ROBERT MISIK —
27.04.2022
2012 wurde in Russland die bisherige Militärführung in die Wüste geschickt und durch eine neue ersetzt. Putins enger Freund Sergeij Schoigu wurde Verteidigungsminister, Walerij Gerassimow neuer Generalstabschef. Gerassimow legte 2013 eine Art neue Militärdoktrin vor und argumentierte sie in Hintergrundgesprächen durch. Künftige Kriege werden „neue Arten von Kriegen“ sein, und in diesen werden auch viele „nichtmilitärische Methoden eingesetzt, um politische und strategische Ziele zu erreichen“, so der Militär. Politische Methoden, ökonomische, informationstechnische, kommunikative Methoden (mehr dazu in: Fiona Hill/Clifford Gaddy: Mr. Putin. Operative in the Kremlin.)

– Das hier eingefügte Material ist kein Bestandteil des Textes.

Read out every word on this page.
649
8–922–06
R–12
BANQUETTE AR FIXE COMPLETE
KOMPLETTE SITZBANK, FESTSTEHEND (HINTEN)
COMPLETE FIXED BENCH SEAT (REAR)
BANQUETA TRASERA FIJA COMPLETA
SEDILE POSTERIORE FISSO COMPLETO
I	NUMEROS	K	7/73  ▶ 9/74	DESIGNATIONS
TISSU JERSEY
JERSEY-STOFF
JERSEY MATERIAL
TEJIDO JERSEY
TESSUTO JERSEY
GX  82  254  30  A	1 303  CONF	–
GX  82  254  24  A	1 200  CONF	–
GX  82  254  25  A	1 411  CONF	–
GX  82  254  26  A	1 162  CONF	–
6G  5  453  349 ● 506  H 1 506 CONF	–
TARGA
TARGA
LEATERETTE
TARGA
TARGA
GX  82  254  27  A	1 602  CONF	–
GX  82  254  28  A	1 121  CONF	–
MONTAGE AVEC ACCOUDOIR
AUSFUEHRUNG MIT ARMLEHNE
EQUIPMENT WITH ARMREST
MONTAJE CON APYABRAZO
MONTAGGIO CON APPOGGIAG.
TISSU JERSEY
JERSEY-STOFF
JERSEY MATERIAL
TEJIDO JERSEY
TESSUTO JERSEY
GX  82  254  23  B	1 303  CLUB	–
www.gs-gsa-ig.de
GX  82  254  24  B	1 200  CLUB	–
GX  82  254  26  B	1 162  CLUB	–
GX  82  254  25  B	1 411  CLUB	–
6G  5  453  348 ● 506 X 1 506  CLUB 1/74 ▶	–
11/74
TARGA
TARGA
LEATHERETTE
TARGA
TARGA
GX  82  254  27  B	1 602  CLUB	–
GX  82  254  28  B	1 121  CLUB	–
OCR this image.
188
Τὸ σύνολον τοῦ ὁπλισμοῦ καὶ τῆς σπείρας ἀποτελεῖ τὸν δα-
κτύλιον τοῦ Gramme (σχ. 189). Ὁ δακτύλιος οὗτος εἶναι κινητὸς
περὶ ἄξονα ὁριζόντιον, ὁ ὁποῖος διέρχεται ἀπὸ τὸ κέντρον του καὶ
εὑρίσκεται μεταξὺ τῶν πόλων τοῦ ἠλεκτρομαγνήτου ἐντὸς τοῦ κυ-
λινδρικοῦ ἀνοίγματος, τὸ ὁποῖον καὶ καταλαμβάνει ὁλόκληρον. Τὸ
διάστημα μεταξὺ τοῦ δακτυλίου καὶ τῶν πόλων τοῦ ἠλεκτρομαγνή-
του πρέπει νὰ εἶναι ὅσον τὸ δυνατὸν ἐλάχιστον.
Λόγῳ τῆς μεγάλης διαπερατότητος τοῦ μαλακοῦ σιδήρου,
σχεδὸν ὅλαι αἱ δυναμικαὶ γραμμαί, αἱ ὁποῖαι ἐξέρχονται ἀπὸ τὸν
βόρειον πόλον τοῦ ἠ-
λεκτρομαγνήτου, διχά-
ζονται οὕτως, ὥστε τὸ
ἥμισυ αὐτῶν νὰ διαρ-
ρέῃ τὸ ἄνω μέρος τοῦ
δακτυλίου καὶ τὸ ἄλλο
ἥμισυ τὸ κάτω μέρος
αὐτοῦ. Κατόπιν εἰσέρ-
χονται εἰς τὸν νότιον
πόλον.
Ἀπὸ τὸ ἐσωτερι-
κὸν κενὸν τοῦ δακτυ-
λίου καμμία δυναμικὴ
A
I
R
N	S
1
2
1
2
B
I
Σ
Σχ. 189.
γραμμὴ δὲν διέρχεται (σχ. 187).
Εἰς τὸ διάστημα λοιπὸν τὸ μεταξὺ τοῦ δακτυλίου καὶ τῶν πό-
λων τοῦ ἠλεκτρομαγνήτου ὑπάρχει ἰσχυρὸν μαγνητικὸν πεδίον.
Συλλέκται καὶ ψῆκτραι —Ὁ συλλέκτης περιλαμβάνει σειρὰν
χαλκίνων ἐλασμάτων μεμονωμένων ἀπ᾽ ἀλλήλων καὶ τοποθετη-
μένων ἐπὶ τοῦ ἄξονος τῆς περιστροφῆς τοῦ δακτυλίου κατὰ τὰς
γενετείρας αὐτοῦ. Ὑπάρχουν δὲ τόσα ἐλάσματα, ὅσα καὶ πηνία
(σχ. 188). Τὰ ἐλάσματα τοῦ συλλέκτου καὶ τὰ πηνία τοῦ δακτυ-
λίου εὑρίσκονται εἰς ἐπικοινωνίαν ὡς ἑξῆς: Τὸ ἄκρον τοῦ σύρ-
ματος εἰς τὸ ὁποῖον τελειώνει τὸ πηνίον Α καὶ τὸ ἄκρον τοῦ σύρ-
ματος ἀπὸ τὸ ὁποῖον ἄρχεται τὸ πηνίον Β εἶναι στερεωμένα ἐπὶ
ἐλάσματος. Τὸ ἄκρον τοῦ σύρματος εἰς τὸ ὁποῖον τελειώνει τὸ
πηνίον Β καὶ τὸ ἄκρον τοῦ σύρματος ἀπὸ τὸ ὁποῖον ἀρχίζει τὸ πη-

Der Krieg der Gegenwart sei ein „hybrider Krieg“. Genauer: Ein solcher Krieg tobe bereits, nämlich der Krieg des Westens gegen Russland. All diese Methoden werden gegen Russland eingesetzt, inklusive des Einsatzes „des Protestpotentials der Bevölkerung“. Soll heißen: Putin-Kritiker werden vom Westen ermutigt, und das sei auch Krieg. In solchen Kriegen werde mit Desinformation, mit Lüge, mit Aufstachelei gearbeitet und mit dem Versuch, Hader zu schüren. Man werde diese Methoden auch gegen den Westen einsetzen, um ihn abzuschrecken, zur militärischen Phase des Krieges überzugehen. Wladislaw Surkow, Putins dämonischer Spindoctor und PR-Genie, hat in einem literarischen Text das Szenario eines „nichtlinearen Krieges“ entwickelt (weiterlesen in: Peter Pomerantsev, „Nichts ist wahr und alles ist möglich. Abenteuer in Putins Russland“.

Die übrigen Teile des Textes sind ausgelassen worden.